From Farm to Fork: Our Food Supply Chain

"The United States needs resilient, diverse, and secure supply chains to ensure our economic prosperity and national security.” – Executive Order #14017

“The pandemic and recent supply chain disruptions have revealed the perils of a national food system that depends on capacity concentrated in a few geographic areas and requires many steps to get from farm to fork. In order to be more resilient, the food system of the future needs to be more distributed and local.” – the USDA response.

Agricultural and food (agri-food) supply chains are critical infrastructure and “underpin political and economic stability,” – a “key part of national security.” A new study of those food chains in Nature Food looks at our national agri-food supply chains. More specifically, it considers choke points – single points of failure that jeopardize food on the shelves.

While some have focused on food production, growing crops, or raising cattle, are not easily moved from where they are already located.
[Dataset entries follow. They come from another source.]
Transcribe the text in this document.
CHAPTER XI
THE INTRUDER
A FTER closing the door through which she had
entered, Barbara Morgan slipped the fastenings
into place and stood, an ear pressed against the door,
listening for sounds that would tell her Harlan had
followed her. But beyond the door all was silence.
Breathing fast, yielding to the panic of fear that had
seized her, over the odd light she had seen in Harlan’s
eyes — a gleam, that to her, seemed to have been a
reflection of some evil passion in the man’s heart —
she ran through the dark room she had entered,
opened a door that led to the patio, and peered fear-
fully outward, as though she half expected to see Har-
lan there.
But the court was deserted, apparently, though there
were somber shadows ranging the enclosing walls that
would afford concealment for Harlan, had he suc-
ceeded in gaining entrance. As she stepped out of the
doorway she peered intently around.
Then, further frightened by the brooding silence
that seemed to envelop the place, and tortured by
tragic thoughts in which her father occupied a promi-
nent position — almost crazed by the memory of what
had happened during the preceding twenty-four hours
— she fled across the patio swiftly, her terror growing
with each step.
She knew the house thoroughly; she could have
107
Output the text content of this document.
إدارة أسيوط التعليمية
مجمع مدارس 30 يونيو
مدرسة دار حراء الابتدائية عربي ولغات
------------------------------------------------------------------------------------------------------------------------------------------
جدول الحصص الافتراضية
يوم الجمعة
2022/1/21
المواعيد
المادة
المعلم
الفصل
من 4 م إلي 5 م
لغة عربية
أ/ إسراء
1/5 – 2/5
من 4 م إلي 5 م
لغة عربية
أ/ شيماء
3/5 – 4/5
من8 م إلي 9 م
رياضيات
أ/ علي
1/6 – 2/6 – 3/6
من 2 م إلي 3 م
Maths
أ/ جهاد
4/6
The researchers instead considered the chokepoints reflecting food processing, distribution, and transportation – facilities, and networks that might more easily be shifted or reproduced to enhance resilience.   


The image depicts our agri-food supply chain networks. The map to the left describes the network based on our transportation hubs; the map to the right illustrates the network based on the communities they reside within. While the two views do not exactly map upon one another, it is apparent that the distribution chokepoints in our agri-food supply chain reside in Southern California, an area in Texas, Pennsylvania, Chicago, and the greater New York City area. Some of California’s and New York’s predominance is as “ports of entry” for imported foodstuffs. Much of COVID-induced scarcity came from disrupting Los Angeles – Long Beach harbor activities.

“Each agri-food commodity group has unique production, processing, and distribution requirements leading to differences in chokepoint location.”

Choke points can also be viewed traditionally based on the specific commodity. While cereals have usually come from our “breadbasket,” the Midwest, when accounting for distribution, our contemporary sources now include Texas and Idaho. And who among consumers would have anticipated that so much animal feed comes from Pennsylvania?


The bottom map is the aggregate processing and distribution of our food. Once again, it is centered in Southern California, Chicago, the greater New York area, along with Texas and Pennsylvania.


In many ways, our eggs are literally in, if not one, only a few baskets.


Fun fact – processed foods, our most stable food commodities, come from 3 distribution areas, Chicago, LA, and New York allowing them to be both nationally and globally distributed. In preparing for food disruptions, stockpiling processed foods is the easiest option – but with only three distribution hubs, those foodstuffs are not necessarily secured.


The researchers acknowledge that analyzing the agri-food supply chain solely based on distribution is insufficient. Other considerations might include analysis be mass, which impacts the mode of transportation, or calories and nutrients that would help prioritize how we might build more resilience into these networks.

USDA plans to improve agri-food supply chain resilience, include

  • Loan programs to facilitate small production facilities improving geographic distribution.
  • Enhancements of food-specific infrastructure, e.g., cold storage facilities and trucks.
  • Development of more small to mid-size regional distribution.

While some might consider the USDA plans to increase the supply of food, including an “organic transition” program and urban farming commendable, and applaud infusions of money to reduce food “deserts” and subsidize the purchase of foods by seniors, and those with nutritional deficiencies only urban farming and reduction of food deserts address issues in the supply chain. Could some of those other funds, significantly the $300 million earmarked for “organic transitioning” (where the food is more costly but not necessarily more nutritious), go to “harden” the roads, rails, and bridges leading from our few transportation hubs to the rest of the country?